Even with the right strategies and appropriate assets, investment returns can differ among investors. Recognizing the vital role of experience in investment success is crucial. Personally, I understood this significance and sought guidance from a market analyst, significantly growing my account to nearly a million. Strategically withdrawing profits just before the market correction, I'm now seizing buying opportunities once again.
“Angela Lynn Shilling’’ is the licensed fiduciary I use. Just research the name. You’d find necessary details to work with a correspondence to set up an appointment.
The Fed has started to run off mortgage backed security sitting in the balance sheet, which means the market supply vs demand will determine the rental rates in conjunction with over or under occupancy.
Yea if we stop counting things that make us look bad we can trick more people into thinking we doing good. If we stop counting all those jobless people our unemployment would be 0%.
You want less of something tax it (payroll). You want more of something incentivise it (laziness). One of my employees doesnt want a raise because she will lose more in government assistance than the raise and new position.
Please have these "experts" explain to us how higher rates will bring down double-digit inflation for Auto Insurance and Tolls which are largely controlled by crony fiscal policy? We must vote accordingly.
Higher for longer. It took this long to get to 3.6% on CPI. Sorry to burst anyone’s bubble but it will take another 12-18 months to get and stay under 2%.
@@inertiaforce7846 The problem is if you look at the data, the Fed cannot push inflation down with higher rates. It’s a blunt tool. Insurance inflation? Shelter (rent) inflation? Nothing to do with the FED funds rate going higher, but will just cause more pain without fixing the problem. My home insurance doubled from 2023 to 2024 with no claims and I don’t even live close to a fire zone or any danger areas. How will the FED hiking rates help with that?

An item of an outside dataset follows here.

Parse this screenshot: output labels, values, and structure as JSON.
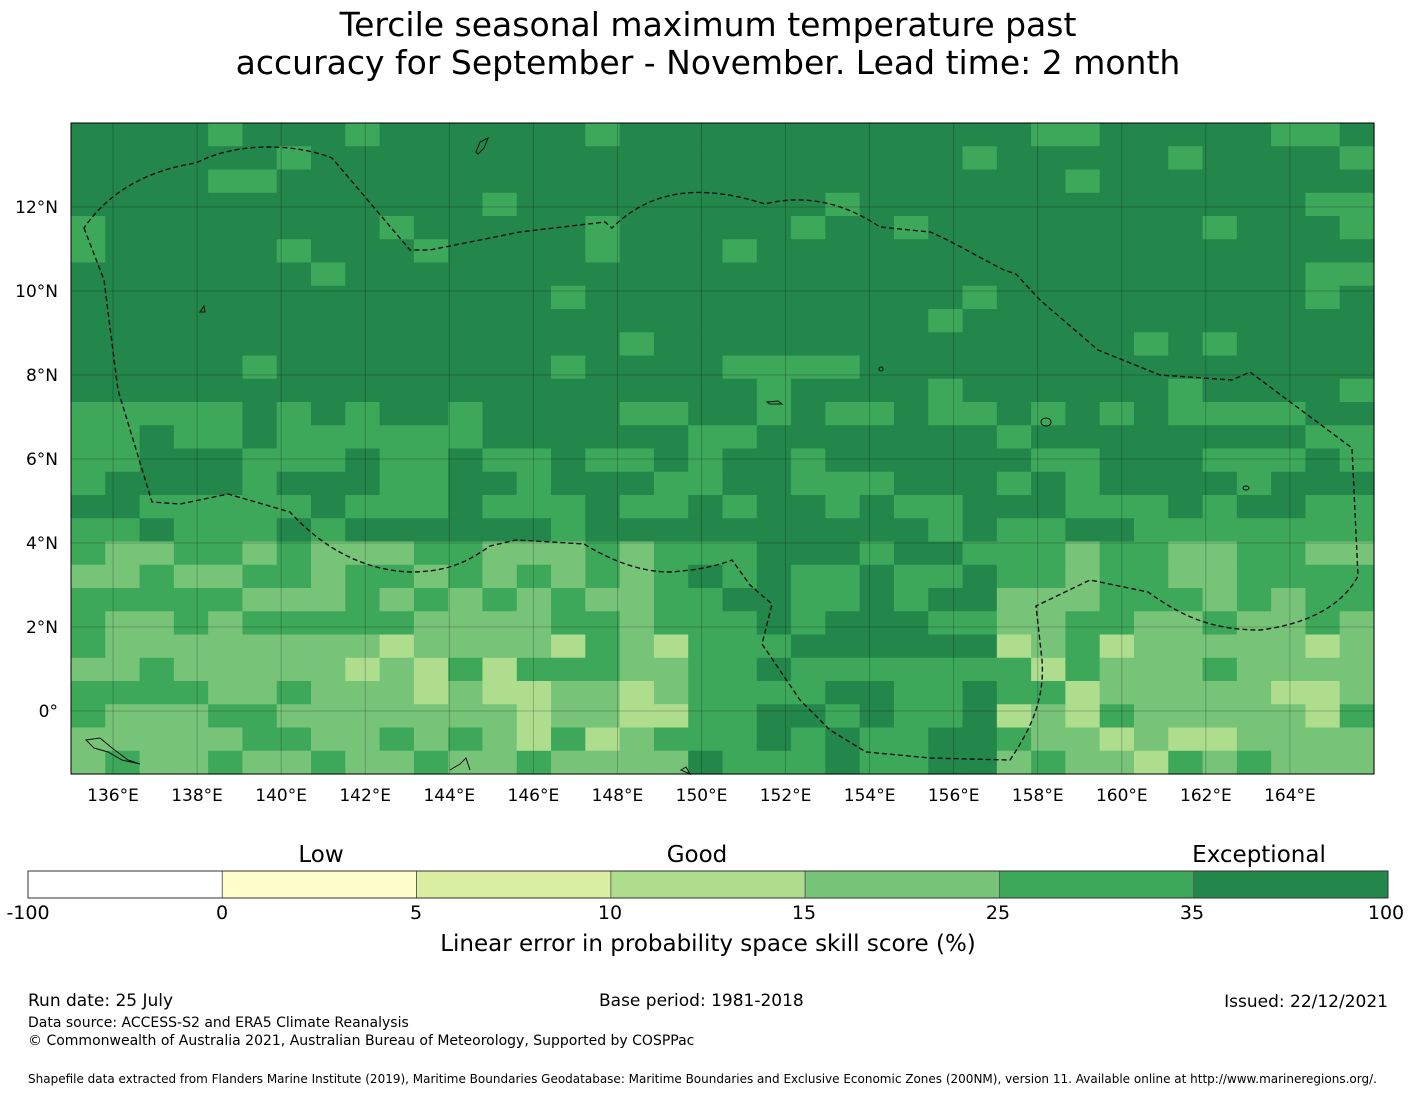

@@chrisginoc My insurance went up a significant amount also with no claims made and no increase to my insurance risk. Remember that inflation is just the general cost of goods and services, it's not specific to one type of good or service like insurance. It's taking an average of all goods and services supposedly. If interest rates go higher, it makes cash savings become more valuable compared to other forms of investment, and it raises the payments on existing debt and new debt. When payments go up for debtors, they don't have as much money to spend. When cash savings produces a higher return, there's less reason to take risks with investing since cash savings can beat inflation. The above reasons slow spending and therefore slow price increases. This is the theory at least.

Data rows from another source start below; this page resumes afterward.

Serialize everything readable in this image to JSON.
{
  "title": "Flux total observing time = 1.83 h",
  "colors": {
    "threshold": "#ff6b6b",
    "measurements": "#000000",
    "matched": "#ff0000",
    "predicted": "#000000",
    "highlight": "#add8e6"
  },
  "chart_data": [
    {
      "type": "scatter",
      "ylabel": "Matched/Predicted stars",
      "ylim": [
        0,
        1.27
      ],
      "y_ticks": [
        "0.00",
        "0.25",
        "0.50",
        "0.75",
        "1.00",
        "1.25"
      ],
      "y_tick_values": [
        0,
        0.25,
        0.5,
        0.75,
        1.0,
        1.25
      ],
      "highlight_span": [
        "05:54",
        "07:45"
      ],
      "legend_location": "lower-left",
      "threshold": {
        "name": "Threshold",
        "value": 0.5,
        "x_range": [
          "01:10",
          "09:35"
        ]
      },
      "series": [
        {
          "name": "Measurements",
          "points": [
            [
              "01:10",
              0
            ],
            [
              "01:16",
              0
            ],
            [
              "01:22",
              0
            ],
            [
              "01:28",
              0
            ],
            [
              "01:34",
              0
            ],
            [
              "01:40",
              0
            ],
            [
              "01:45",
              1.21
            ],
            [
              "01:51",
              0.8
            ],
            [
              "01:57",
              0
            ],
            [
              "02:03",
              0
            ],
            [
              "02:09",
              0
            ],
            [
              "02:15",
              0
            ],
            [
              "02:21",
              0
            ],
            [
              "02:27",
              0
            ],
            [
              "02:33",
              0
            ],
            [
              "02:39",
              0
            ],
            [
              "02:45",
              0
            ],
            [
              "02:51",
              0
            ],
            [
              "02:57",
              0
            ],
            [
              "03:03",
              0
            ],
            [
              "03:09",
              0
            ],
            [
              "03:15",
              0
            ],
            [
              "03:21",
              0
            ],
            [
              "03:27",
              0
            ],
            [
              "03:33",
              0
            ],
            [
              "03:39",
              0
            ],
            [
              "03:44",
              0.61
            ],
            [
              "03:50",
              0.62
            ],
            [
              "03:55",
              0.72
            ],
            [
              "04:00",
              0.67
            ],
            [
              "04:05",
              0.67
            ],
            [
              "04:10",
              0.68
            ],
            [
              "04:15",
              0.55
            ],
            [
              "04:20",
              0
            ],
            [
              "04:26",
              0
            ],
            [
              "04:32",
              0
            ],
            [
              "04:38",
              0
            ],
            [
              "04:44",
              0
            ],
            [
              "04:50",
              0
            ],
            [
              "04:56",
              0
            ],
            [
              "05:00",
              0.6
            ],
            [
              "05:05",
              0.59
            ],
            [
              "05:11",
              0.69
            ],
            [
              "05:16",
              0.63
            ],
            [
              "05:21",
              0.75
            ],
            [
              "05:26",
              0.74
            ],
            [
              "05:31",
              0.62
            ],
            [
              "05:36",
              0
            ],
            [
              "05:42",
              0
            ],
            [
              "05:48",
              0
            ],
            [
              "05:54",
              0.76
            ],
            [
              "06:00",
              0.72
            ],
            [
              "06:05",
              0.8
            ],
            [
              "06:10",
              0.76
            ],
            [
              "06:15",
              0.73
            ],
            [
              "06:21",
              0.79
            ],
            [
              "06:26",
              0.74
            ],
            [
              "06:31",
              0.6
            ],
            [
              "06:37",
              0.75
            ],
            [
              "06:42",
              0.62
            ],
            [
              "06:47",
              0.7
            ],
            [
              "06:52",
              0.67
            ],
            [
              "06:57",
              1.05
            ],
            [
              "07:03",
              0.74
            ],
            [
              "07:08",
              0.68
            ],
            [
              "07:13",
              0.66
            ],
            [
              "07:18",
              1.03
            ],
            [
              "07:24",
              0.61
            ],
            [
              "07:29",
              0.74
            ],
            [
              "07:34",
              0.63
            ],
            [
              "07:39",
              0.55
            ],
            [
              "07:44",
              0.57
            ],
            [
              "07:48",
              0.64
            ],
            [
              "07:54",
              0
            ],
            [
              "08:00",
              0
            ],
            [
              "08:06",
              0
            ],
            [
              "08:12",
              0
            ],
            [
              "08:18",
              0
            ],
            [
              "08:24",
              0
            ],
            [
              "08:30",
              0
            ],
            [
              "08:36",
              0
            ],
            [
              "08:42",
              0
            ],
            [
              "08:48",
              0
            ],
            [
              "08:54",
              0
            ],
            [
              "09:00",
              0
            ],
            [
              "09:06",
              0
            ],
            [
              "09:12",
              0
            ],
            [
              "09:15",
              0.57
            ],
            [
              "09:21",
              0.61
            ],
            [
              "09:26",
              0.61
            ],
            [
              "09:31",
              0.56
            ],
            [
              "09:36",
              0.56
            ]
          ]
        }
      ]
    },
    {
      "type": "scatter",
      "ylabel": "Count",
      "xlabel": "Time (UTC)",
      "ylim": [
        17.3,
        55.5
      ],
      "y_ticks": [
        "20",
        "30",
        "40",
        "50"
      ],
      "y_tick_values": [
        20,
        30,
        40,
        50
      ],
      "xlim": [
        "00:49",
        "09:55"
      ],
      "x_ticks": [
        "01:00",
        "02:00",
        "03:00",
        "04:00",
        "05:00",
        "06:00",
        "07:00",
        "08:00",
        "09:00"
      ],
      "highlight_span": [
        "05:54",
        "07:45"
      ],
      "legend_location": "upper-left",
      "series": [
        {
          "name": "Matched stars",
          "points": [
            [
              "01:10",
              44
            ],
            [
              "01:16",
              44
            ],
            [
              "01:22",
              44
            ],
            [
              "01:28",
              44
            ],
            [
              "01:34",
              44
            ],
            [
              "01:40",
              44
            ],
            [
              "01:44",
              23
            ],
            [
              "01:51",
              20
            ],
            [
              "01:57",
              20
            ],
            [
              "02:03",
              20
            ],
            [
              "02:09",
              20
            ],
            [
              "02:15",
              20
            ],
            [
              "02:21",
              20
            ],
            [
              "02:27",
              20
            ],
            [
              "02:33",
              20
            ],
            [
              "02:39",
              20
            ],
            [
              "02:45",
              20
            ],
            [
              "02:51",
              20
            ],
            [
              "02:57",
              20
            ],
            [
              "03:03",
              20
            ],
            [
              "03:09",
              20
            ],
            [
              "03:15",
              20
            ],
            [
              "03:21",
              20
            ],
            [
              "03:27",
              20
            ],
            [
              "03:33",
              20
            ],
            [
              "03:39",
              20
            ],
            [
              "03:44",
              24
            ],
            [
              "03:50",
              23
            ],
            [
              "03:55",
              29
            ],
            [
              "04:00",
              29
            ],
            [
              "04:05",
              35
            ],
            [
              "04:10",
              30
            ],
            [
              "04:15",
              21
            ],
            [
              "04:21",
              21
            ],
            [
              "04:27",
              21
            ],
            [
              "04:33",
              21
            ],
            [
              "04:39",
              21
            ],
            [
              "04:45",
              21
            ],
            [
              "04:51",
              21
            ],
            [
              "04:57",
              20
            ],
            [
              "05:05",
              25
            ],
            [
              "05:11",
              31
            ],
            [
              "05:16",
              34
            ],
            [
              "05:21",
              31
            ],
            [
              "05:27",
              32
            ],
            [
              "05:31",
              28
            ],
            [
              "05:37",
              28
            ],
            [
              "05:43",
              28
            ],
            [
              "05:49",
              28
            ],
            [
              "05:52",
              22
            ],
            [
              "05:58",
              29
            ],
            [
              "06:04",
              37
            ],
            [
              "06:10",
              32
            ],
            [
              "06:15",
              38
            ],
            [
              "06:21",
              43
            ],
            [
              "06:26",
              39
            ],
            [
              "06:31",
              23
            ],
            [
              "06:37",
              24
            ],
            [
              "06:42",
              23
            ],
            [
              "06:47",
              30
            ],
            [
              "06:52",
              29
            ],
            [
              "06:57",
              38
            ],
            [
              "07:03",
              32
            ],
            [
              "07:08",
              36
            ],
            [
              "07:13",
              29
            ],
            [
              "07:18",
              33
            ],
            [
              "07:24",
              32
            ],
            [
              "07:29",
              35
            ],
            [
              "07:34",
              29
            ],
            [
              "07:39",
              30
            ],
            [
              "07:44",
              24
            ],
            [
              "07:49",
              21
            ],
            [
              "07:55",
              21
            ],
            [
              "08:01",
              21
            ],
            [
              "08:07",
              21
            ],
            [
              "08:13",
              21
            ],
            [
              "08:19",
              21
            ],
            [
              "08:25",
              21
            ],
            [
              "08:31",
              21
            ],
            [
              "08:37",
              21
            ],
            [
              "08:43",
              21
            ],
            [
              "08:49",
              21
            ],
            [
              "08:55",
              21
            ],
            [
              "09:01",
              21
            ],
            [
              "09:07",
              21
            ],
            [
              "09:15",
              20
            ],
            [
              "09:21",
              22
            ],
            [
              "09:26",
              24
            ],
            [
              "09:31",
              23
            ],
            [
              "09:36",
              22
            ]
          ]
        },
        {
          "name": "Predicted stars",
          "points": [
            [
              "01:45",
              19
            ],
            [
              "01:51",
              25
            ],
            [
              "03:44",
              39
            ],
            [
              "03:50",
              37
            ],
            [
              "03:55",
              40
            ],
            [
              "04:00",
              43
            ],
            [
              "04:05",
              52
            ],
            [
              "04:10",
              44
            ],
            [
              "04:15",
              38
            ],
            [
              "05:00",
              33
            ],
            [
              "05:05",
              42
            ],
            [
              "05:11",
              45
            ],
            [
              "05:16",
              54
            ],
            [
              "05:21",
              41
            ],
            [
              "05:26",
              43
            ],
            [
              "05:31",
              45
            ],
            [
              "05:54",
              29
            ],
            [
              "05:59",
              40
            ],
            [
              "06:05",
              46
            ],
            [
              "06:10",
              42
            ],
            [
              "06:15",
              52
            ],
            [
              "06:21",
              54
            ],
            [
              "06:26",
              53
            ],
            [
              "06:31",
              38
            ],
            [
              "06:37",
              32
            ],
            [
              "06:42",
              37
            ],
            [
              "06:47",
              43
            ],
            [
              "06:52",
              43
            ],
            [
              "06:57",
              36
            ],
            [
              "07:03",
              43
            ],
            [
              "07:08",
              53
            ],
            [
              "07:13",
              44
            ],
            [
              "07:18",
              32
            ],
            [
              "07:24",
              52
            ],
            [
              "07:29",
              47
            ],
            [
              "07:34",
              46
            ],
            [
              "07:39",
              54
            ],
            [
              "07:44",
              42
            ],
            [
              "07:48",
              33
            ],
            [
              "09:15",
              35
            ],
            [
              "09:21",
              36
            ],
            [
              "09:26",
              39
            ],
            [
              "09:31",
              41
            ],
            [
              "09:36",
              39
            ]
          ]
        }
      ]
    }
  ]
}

The EV sector springing forward in May. FSRN... Fisker. Added 3 new Dealerships...IDEX.. Ideanomics... Rivian...Nio...Xos Trucks.. Archer Evtol Jets and more. Filling the Dips.?
Absolutely nothing good about the last 2 days inflation data. Market keeps pricing in cuts that wont happen and the plunge protection team will not allow any selloff to take hold.
The admin will try to window dress the economy b 4 the election; the almost surest strategy is inside knowledge; politicians try hard to protect this privilege.
3-4 is too high for a healthy economy. 2% is a better target.🎯 High interest rates will eventually slow the economy and reduce inflation. There is a lagging effect, which you’ll see go into effect next year.
2% is the target when economy grows within similar range. If economy will grow faster in the coming decades, the target of inflations has to be adjusted accordingly.